When digital violence targets the most vulnerable

HEMA SUBRAMANIAM

In conjunction with World Human Rights Day, I write not only as a citizen, but as a witness and survivor of the same cyberbullying and online abuse incident involving the late influencer Esha, and as someone deeply alarmed by the total failure to protect victims of digital violence in Malaysia.

Over the past year, I have been subjected to relentless cyber harassment, defamation, threats, doxing and coordinated online attacks. Despite repeated police reports and complaints lodged with the Malaysian Communications and Multimedia Commission (MCMC), no visible enforcement action has stopped the abuse.

What makes this crisis even more disturbing is that children — who are protected under the United Nations Convention on the Rights of the Child (UNCRC) — have become deliberate targets. Multiple troll accounts have directed severe harassment, sexual threats and violent language against minors in public live streams and comment sections. These are not isolated incidents; they are repeated, organised and highly visible.
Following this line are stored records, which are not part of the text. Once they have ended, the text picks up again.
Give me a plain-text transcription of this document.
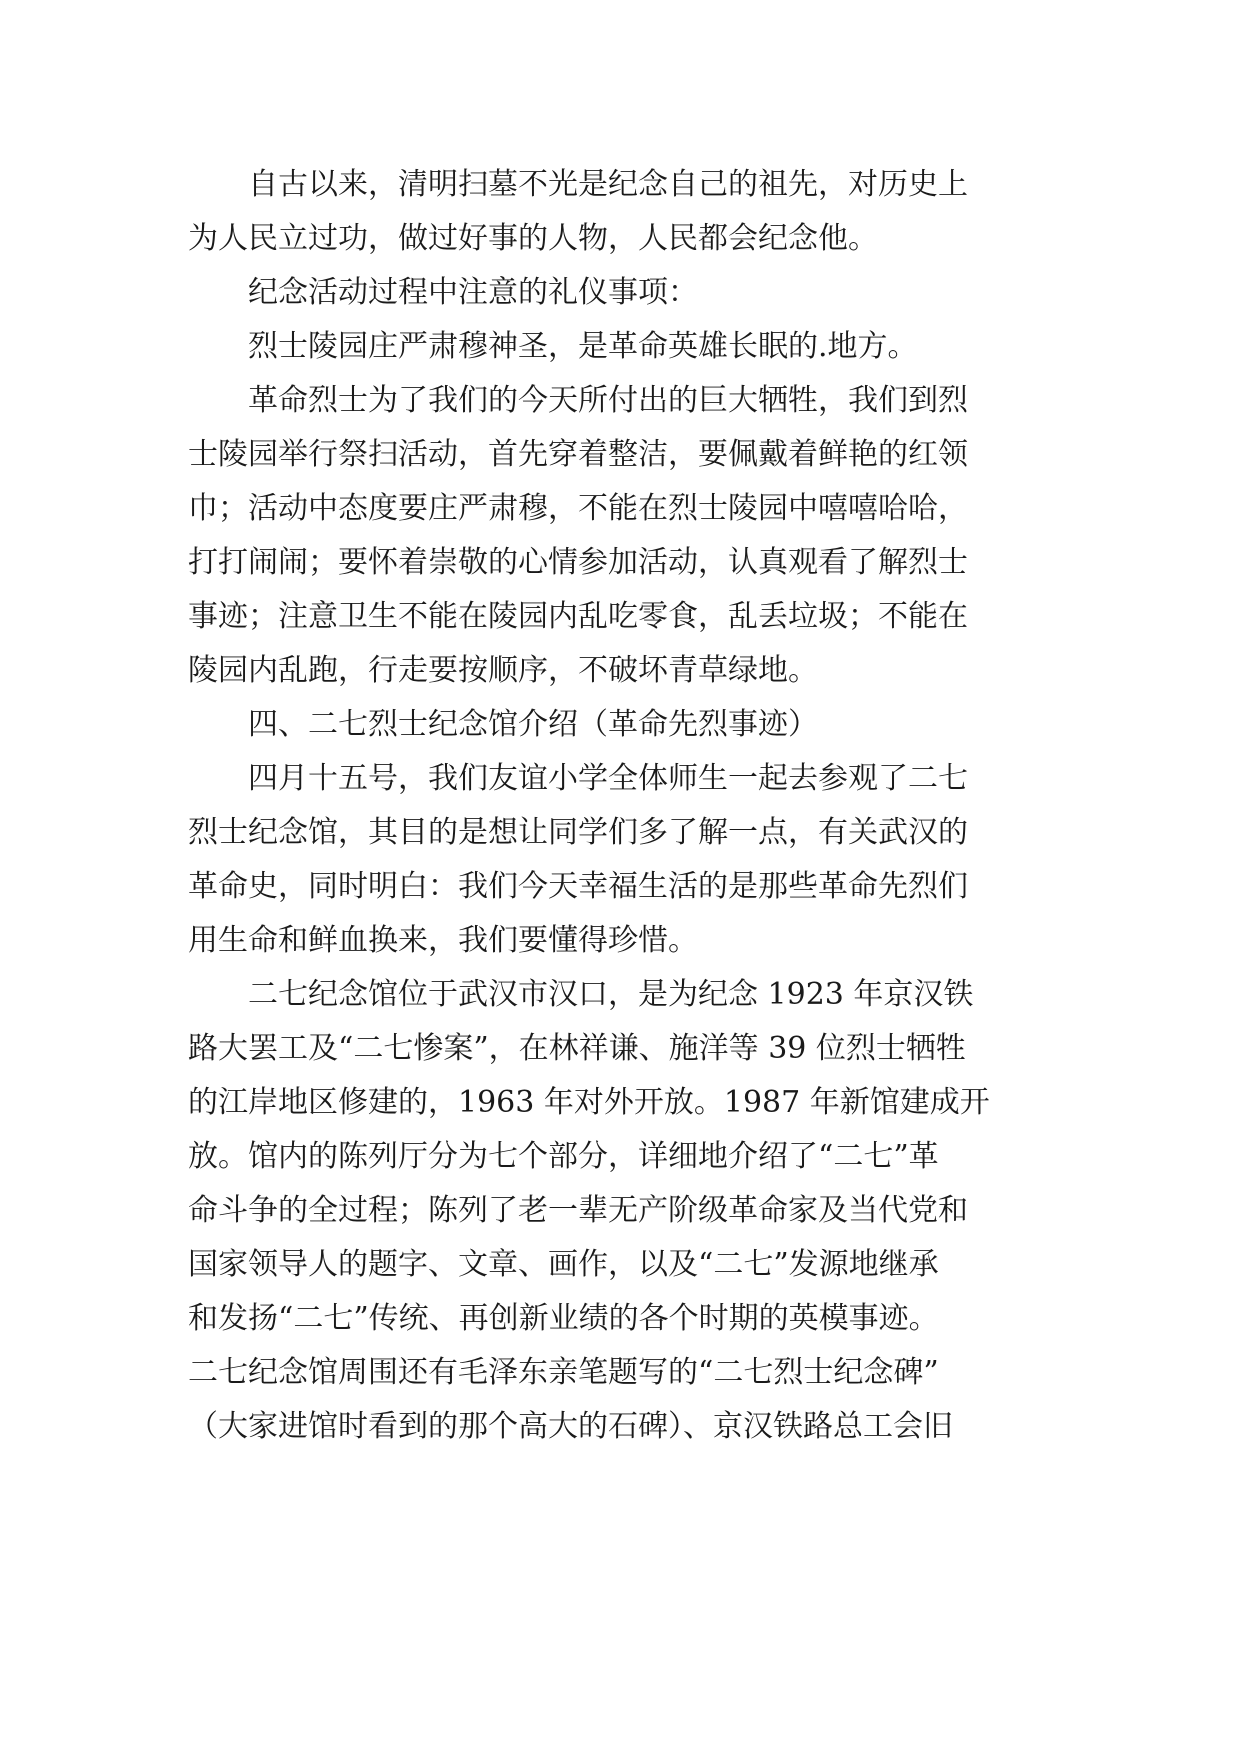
自古以来，清明扫墓不光是纪念自己的祖先，对历史上
为人民立过功，做过好事的人物，人民都会纪念他。
纪念活动过程中注意的礼仪事项：
烈士陵园庄严肃穆神圣，是革命英雄长眠的.地方。
革命烈士为了我们的今天所付出的巨大牺牲，我们到烈
士陵园举行祭扫活动，首先穿着整洁，要佩戴着鲜艳的红领
巾；活动中态度要庄严肃穆，不能在烈士陵园中嘻嘻哈哈，
打打闹闹；要怀着崇敬的心情参加活动，认真观看了解烈士
事迹；注意卫生不能在陵园内乱吃零食，乱丢垃圾；不能在
陵园内乱跑，行走要按顺序，不破坏青草绿地。
四、二七烈士纪念馆介绍（革命先烈事迹）
四月十五号，我们友谊小学全体师生一起去参观了二七
烈士纪念馆，其目的是想让同学们多了解一点，有关武汉的
革命史，同时明白：我们今天幸福生活的是那些革命先烈们
用生命和鲜血换来，我们要懂得珍惜。
二七纪念馆位于武汉市汉口，是为纪念 1923 年京汉铁
路大罢工及“二七惨案”，在林祥谦、施洋等 39 位烈士牺牲
的江岸地区修建的，1963 年对外开放。1987 年新馆建成开
放。馆内的陈列厅分为七个部分，详细地介绍了“二七”革
命斗争的全过程；陈列了老一辈无产阶级革命家及当代党和
国家领导人的题字、文章、画作，以及“二七”发源地继承
和发扬“二七”传统、再创新业绩的各个时期的英模事迹。
二七纪念馆周围还有毛泽东亲笔题写的“二七烈士纪念碑”
（大家进馆时看到的那个高大的石碑）、京汉铁路总工会旧
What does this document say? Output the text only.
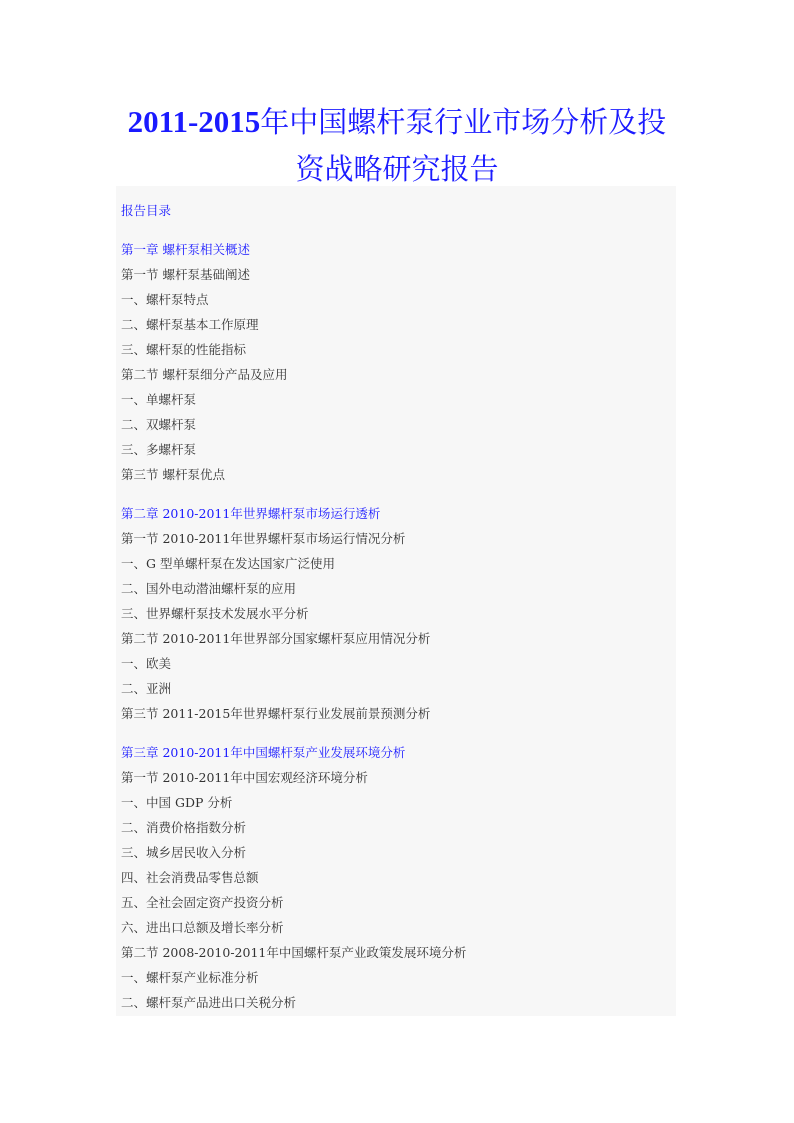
2011-2015年中国螺杆泵行业市场分析及投
资战略研究报告
报告目录
第一章 螺杆泵相关概述
第一节 螺杆泵基础阐述
一、螺杆泵特点
二、螺杆泵基本工作原理
三、螺杆泵的性能指标
第二节 螺杆泵细分产品及应用
一、单螺杆泵
二、双螺杆泵
三、多螺杆泵
第三节 螺杆泵优点
第二章 2010-2011年世界螺杆泵市场运行透析
第一节 2010-2011年世界螺杆泵市场运行情况分析
一、G 型单螺杆泵在发达国家广泛使用
二、国外电动潜油螺杆泵的应用
三、世界螺杆泵技术发展水平分析
第二节 2010-2011年世界部分国家螺杆泵应用情况分析
一、欧美
二、亚洲
第三节 2011-2015年世界螺杆泵行业发展前景预测分析
第三章 2010-2011年中国螺杆泵产业发展环境分析
第一节 2010-2011年中国宏观经济环境分析
一、中国 GDP 分析
二、消费价格指数分析
三、城乡居民收入分析
四、社会消费品零售总额
五、全社会固定资产投资分析
六、进出口总额及增长率分析
第二节 2008-2010-2011年中国螺杆泵产业政策发展环境分析
一、螺杆泵产业标准分析
二、螺杆泵产品进出口关税分析
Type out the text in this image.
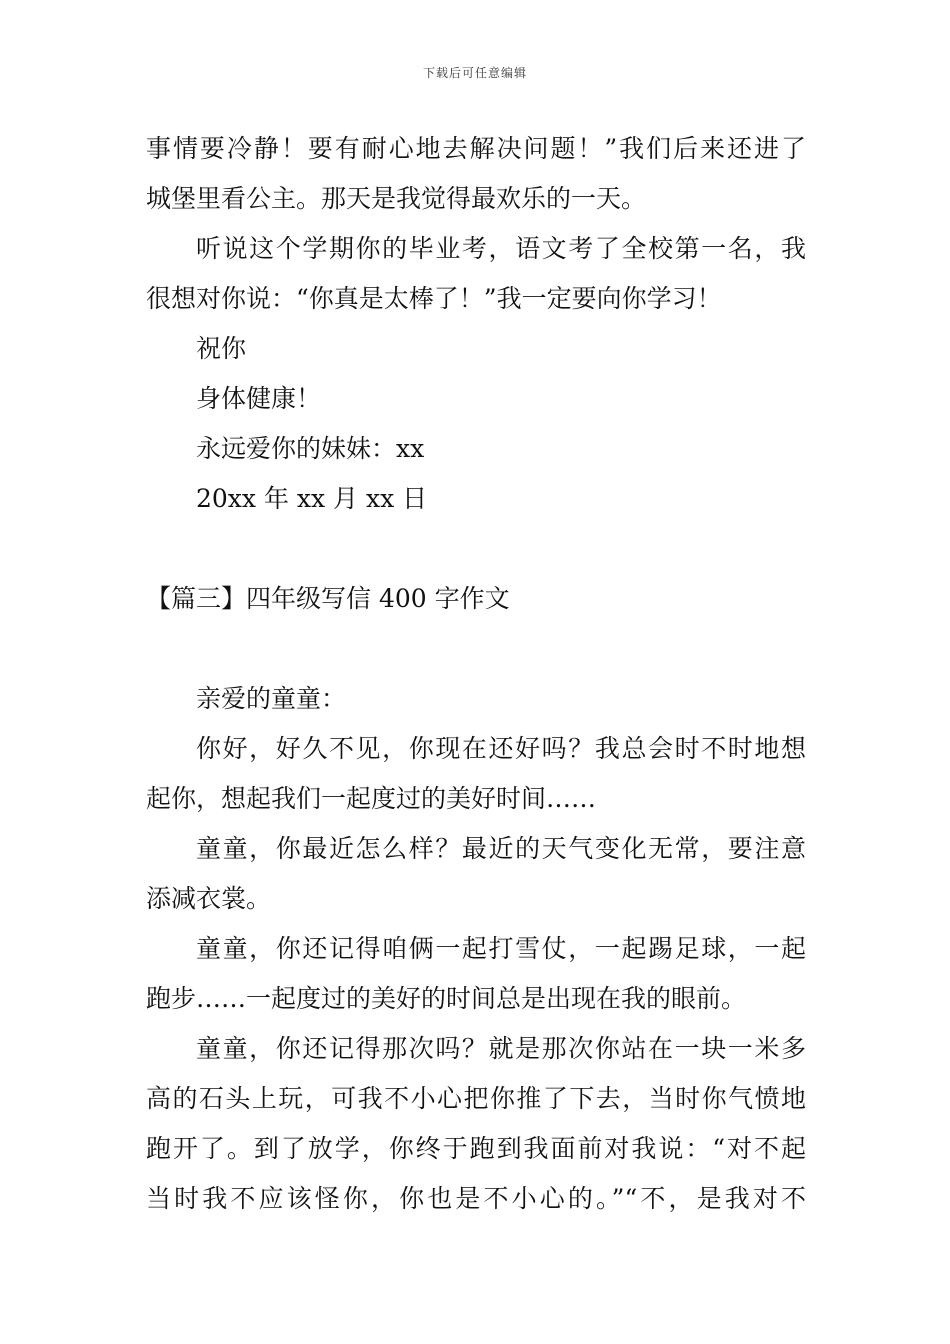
下载后可任意编辑
事情要冷静！要有耐心地去解决问题！”我们后来还进了
城堡里看公主。那天是我觉得最欢乐的一天。
听说这个学期你的毕业考，语文考了全校第一名，我
很想对你说：“你真是太棒了！”我一定要向你学习！
祝你
身体健康！
永远爱你的妹妹：xx
20xx 年 xx 月 xx 日
【篇三】四年级写信 400 字作文
亲爱的童童：
你好，好久不见，你现在还好吗？我总会时不时地想
起你，想起我们一起度过的美好时间……
童童，你最近怎么样？最近的天气变化无常，要注意
添减衣裳。
童童，你还记得咱俩一起打雪仗，一起踢足球，一起
跑步……一起度过的美好的时间总是出现在我的眼前。
童童，你还记得那次吗？就是那次你站在一块一米多
高的石头上玩，可我不小心把你推了下去，当时你气愤地
跑开了。到了放学，你终于跑到我面前对我说：“对不起
当时我不应该怪你，你也是不小心的。”“不，是我对不
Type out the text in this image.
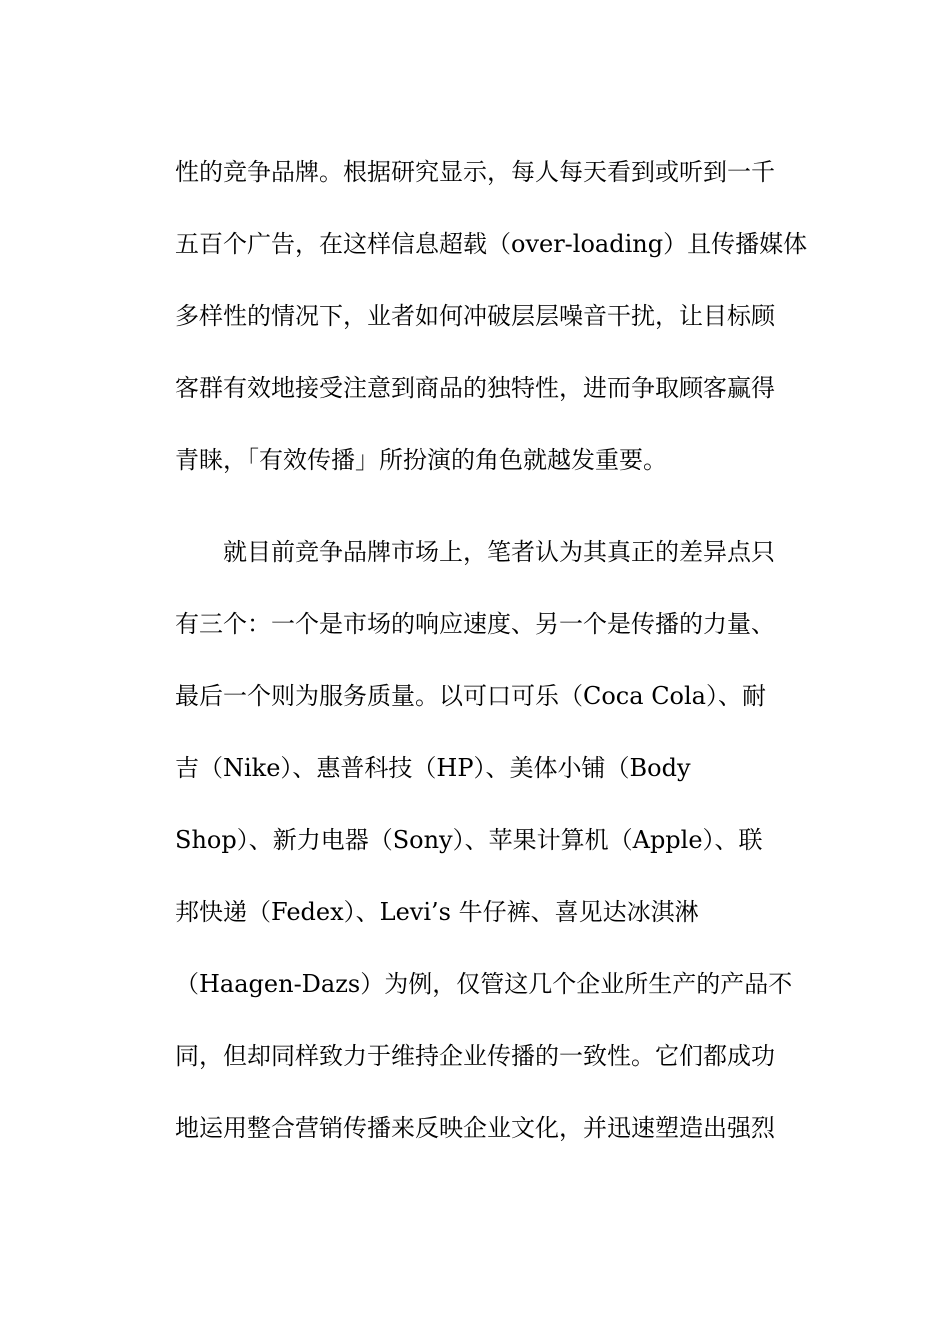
性的竞争品牌。根据研究显示，每人每天看到或听到一千
五百个广告，在这样信息超载（over-loading）且传播媒体
多样性的情况下，业者如何冲破层层噪音干扰，让目标顾
客群有效地接受注意到商品的独特性，进而争取顾客赢得
青睐，「有效传播」所扮演的角色就越发重要。
　　就目前竞争品牌市场上，笔者认为其真正的差异点只
有三个：一个是市场的响应速度、另一个是传播的力量、
最后一个则为服务质量。以可口可乐（Coca Cola）、耐
吉（Nike）、惠普科技（HP）、美体小铺（Body
Shop）、新力电器（Sony）、苹果计算机（Apple）、联
邦快递（Fedex）、Levi’s 牛仔裤、喜见达冰淇淋
（Haagen-Dazs）为例，仅管这几个企业所生产的产品不
同，但却同样致力于维持企业传播的一致性。它们都成功
地运用整合营销传播来反映企业文化，并迅速塑造出强烈
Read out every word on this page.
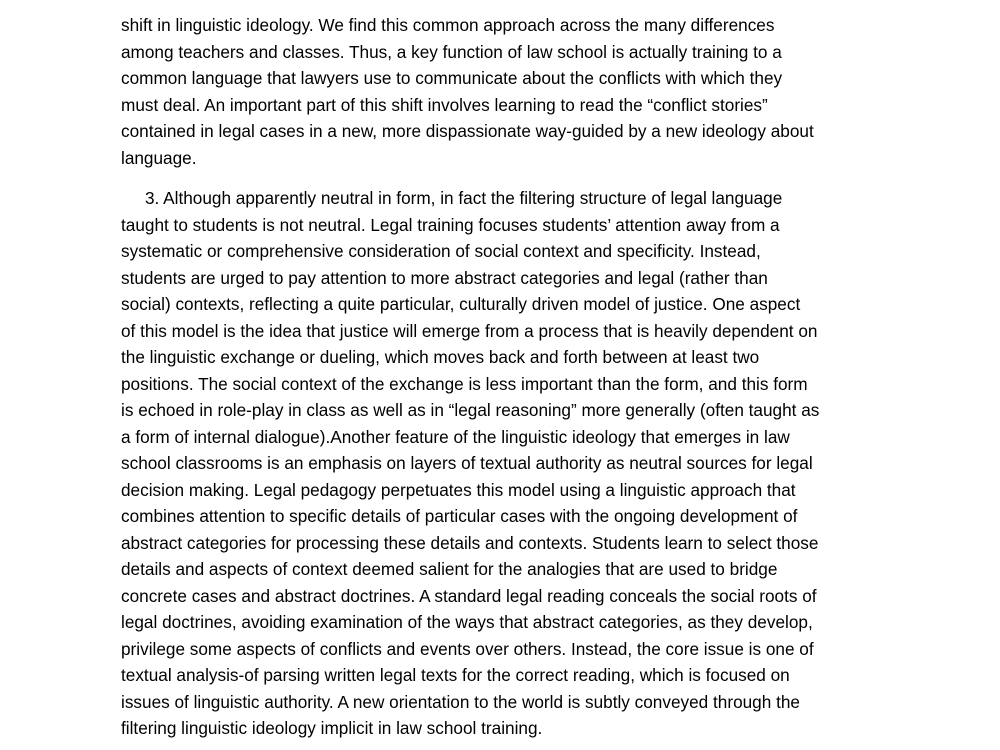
shift in linguistic ideology. We find this common approach across the many differences
among teachers and classes. Thus, a key function of law school is actually training to a
common language that lawyers use to communicate about the conflicts with which they
must deal. An important part of this shift involves learning to read the “conflict stories”
contained in legal cases in a new, more dispassionate way-guided by a new ideology about
language.
3. Although apparently neutral in form, in fact the filtering structure of legal language
taught to students is not neutral. Legal training focuses students’ attention away from a
systematic or comprehensive consideration of social context and specificity. Instead,
students are urged to pay attention to more abstract categories and legal (rather than
social) contexts, reflecting a quite particular, culturally driven model of justice. One aspect
of this model is the idea that justice will emerge from a process that is heavily dependent on
the linguistic exchange or dueling, which moves back and forth between at least two
positions. The social context of the exchange is less important than the form, and this form
is echoed in role-play in class as well as in “legal reasoning” more generally (often taught as
a form of internal dialogue).Another feature of the linguistic ideology that emerges in law
school classrooms is an emphasis on layers of textual authority as neutral sources for legal
decision making. Legal pedagogy perpetuates this model using a linguistic approach that
combines attention to specific details of particular cases with the ongoing development of
abstract categories for processing these details and contexts. Students learn to select those
details and aspects of context deemed salient for the analogies that are used to bridge
concrete cases and abstract doctrines. A standard legal reading conceals the social roots of
legal doctrines, avoiding examination of the ways that abstract categories, as they develop,
privilege some aspects of conflicts and events over others. Instead, the core issue is one of
textual analysis-of parsing written legal texts for the correct reading, which is focused on
issues of linguistic authority. A new orientation to the world is subtly conveyed through the
filtering linguistic ideology implicit in law school training.
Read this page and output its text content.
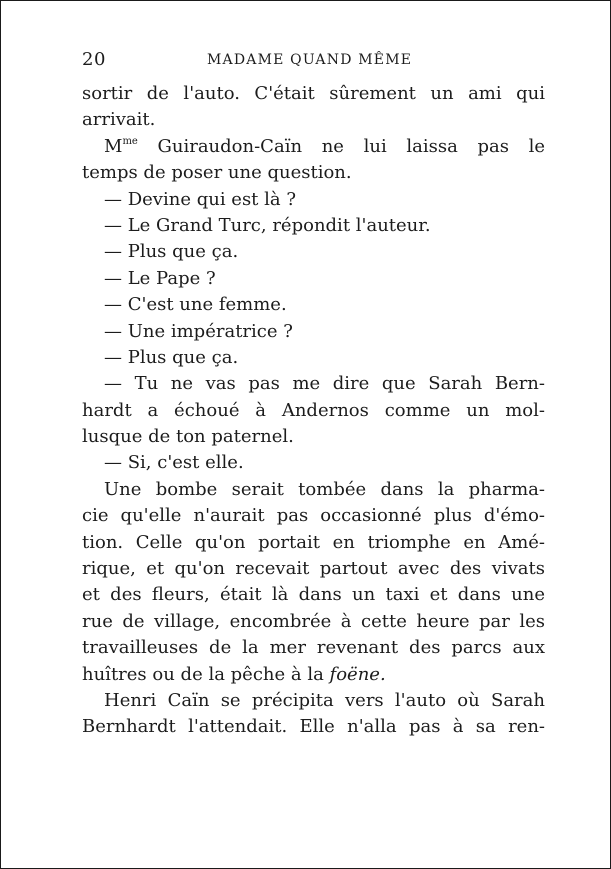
20	MADAME QUAND MÊME
sortir de l'auto. C'était sûrement un ami qui
arrivait.
$M^{me}$ Guiraudon-Caïn ne lui laissa pas le
temps de poser une question.
— Devine qui est là ?
— Le Grand Turc, répondit l'auteur.
— Plus que ça.
— Le Pape ?
— C'est une femme.
— Une impératrice ?
— Plus que ça.
— Tu ne vas pas me dire que Sarah Bern-
hardt a échoué à Andernos comme un mol-
lusque de ton paternel.
— Si, c'est elle.
Une bombe serait tombée dans la pharma-
cie qu'elle n'aurait pas occasionné plus d'émo-
tion. Celle qu'on portait en triomphe en Amé-
rique, et qu'on recevait partout avec des vivats
et des fleurs, était là dans un taxi et dans une
rue de village, encombrée à cette heure par les
travailleuses de la mer revenant des parcs aux
huîtres ou de la pêche à la foëne.
Henri Caïn se précipita vers l'auto où Sarah
Bernhardt l'attendait. Elle n'alla pas à sa ren-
I have personally witnessed the same perpetrators openly involved in online gang-style fights, the exchange of obscene content, and violent threats during live broadcasts. Yet, when these were reported to the TikTok platform, the system claimed “no violation detected”. This sends a dangerous message that abuse is tolerated. TikTok’s failure to act shows a disturbing disregard for the safety and welfare of the Indian community, despite these concerns being raised repeatedly over time.

If TikTok had a robust, transparent and accountable safety mechanism, police and the MCMC would not be burdened with preventable cases. Instead, the absence of effective platform governance has shifted the load to enforcement agencies that are already overstretched. Compounding this is the fact that TikTok, the police and the MCMC operate as entirely separate entities, creating serious communication and coordination breakdowns that weaken the ability to respond swiftly and effectively.

The situation is made worse by the ease with which perpetrators hide behind fake and anonymous troll accounts. Tracing these individuals is a slow, complex and resource-intensive process, allowing harassment, threats and digital violence to continue unchecked while investigations are delayed.

These are not merely offensive remarks. They are violations of children’s right to safety, dignity and psychological well-being, and they constitute digital violence.

After my personal information was exposed online, I was physically stalked. My family and I were placed in real and immediate danger. Even my confidential police reports were read aloud and mocked publicly by anonymous accounts that continue to livestream daily without meaningful intervention.

This is not an isolated problem. There are at least ten reported cases of doxing and coordinated online abuse, reflecting a systemic collapse in the protection of victims — particularly women and children.

The emotional and psychological toll has been devastating. The fear, humiliation and trauma caused by these sustained attacks have pushed me to the brink. I am speaking not for attention, but because silence has become dangerous.

The United Nations’ “No Excuse” campaign against violence and harassment delivers a clear global message: abuse must never be normalised — especially when it targets children. Malaysia must embrace and enforce this principle. There can be no excuse for online sexual threats, doxxing, organised digital harassment or platform negligence.

On World Human Rights Day, Malaysia must confront a difficult truth: How safe are our witnesses, our women and our children in the digital age?

When authorities and platforms fail, human dignity erodes.

I urge lawmakers, enforcement agencies and digital platforms to act decisively — not only to protect victims like myself, but to uphold the rights of vulnerable communities before more irreversible harm is done.


Hema Subramaniam is a broadcast journalist and a cyberbullying survivor.